Entonces él se va derechito a beberse la noche. Rapidito, fumándose toda la madrugada en su pitillo barato de macho descargado. No hay tiempo para el adiós o el abrazo que certifique que habrá una segunda vez; esas cosas no se pronuncian, se adelantan en cualquier paseo secreto con las manos en los bolsillos, subiendo y bajando las cejas, enquistados en ese lenguaje de señas descubierto para este negocio.

Y yo me voy derechito hacia mi casa, saltando de roca en roca mi mundología devaluada, pero honrada por mi propia composición desdentada de transformista famélico, codo a codo con mis locas sindicalizadas con este ir y venir de la muerte. Camino sin mirar el peligro, porque yo soy el peligro si mis garras se enfadan. Yo soy la pálida si mis pares son sacrificadas en ese altar estricto de moral inválida y discurso instigador. Yo surjo y resurjo dura después del innumerable abatimiento…

La puerta de mi casa la puede abrir cualquiera. No es difícil deshacer el nudo improvisado que reemplaza la cerradura, como tampoco resulta difícil inhalar la peste de un anciano desahuciado por su patria al examinar el óxido de los rincones en esta vida de jubilación indigente, de arcadas, hastío y, repetidamente, desespero.

La silla se tambalea con la caída exhausta de mis nalgas complacidas. El suelo se eriza con la acupuntura de mis tacones frenéticos de loca presuntuosa.
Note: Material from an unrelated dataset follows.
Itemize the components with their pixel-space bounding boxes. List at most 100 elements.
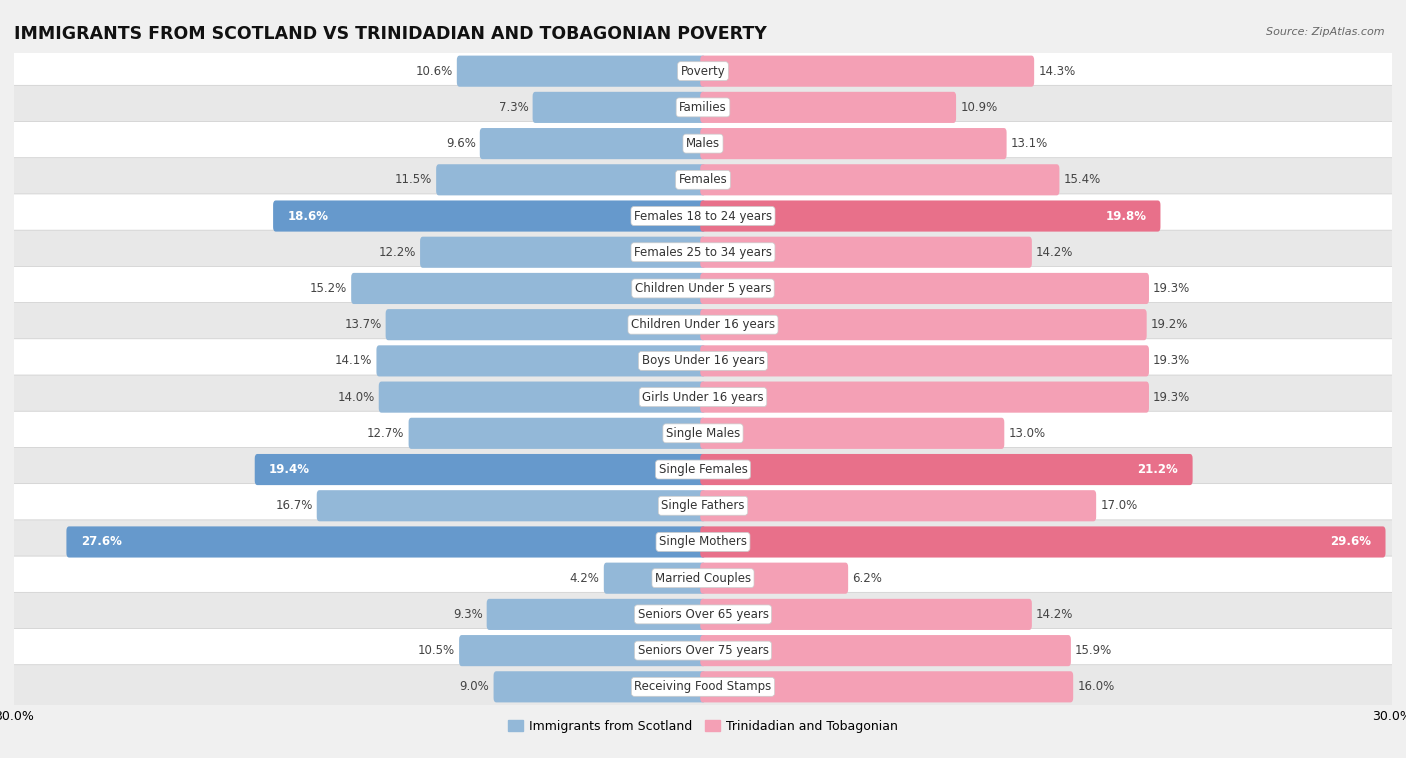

La noche termina cuando empieza la mañana y las chauchas percibidas aseguran el pan y el té de nuevo en solitario.

Los gallos cantan para anunciar que su alteza se va a la cama sin la indumentaria con la que sobrecogió a la noche y a sus hombres. Las uñas, las cejas y los pelos se dejan sobre la mesa. El carmín, las tetas y las esponjas bajo la cama, siempre competente frente a cataclismos que se repiten y repiten en esta superficie chilena de tanta falla y millones de fallados; los collares, anillos, prendedores y brazaletes se esconden en la única cartera que registra mi verdadera existencia con este nombre que nunca me ha pertenecido. Los espejos ríen mi hazaña y sucumben a mi meneo feliz de vieja mariquita, soñadora y enamorada de mis alucinaciones.
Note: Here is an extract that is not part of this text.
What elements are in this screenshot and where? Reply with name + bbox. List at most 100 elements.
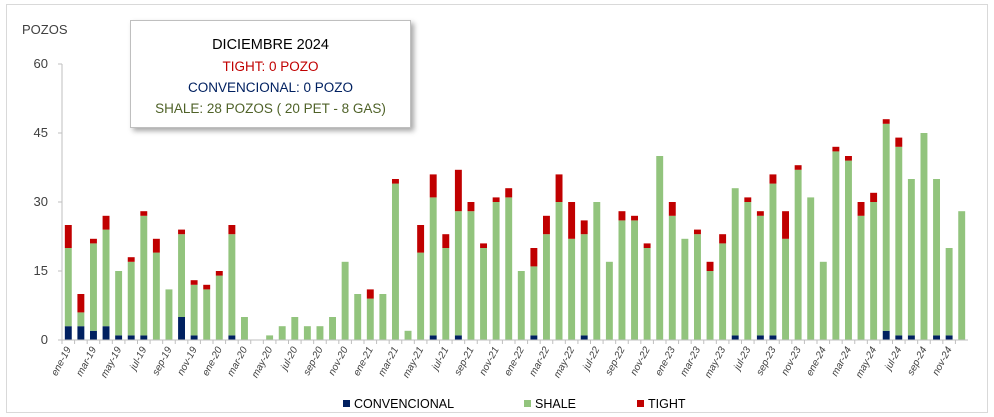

Todo queda sobre la mesa, todo, menos Samuel, quien desnudo y despojado de su engaño, peregrina destellante y cansado hasta caer inconsciente sobre el colchón pulguiento de su mediagua gubernamental de un par de metros.

Pero es tarde ya, pienso… y es hora de tomar la droga para seguir ocupándose de los necesitados de mis muelles, para seguir permutando mi amor y mi palabra herida a quien quiera hacer un alto en su caminata salvaje de país infrecuente.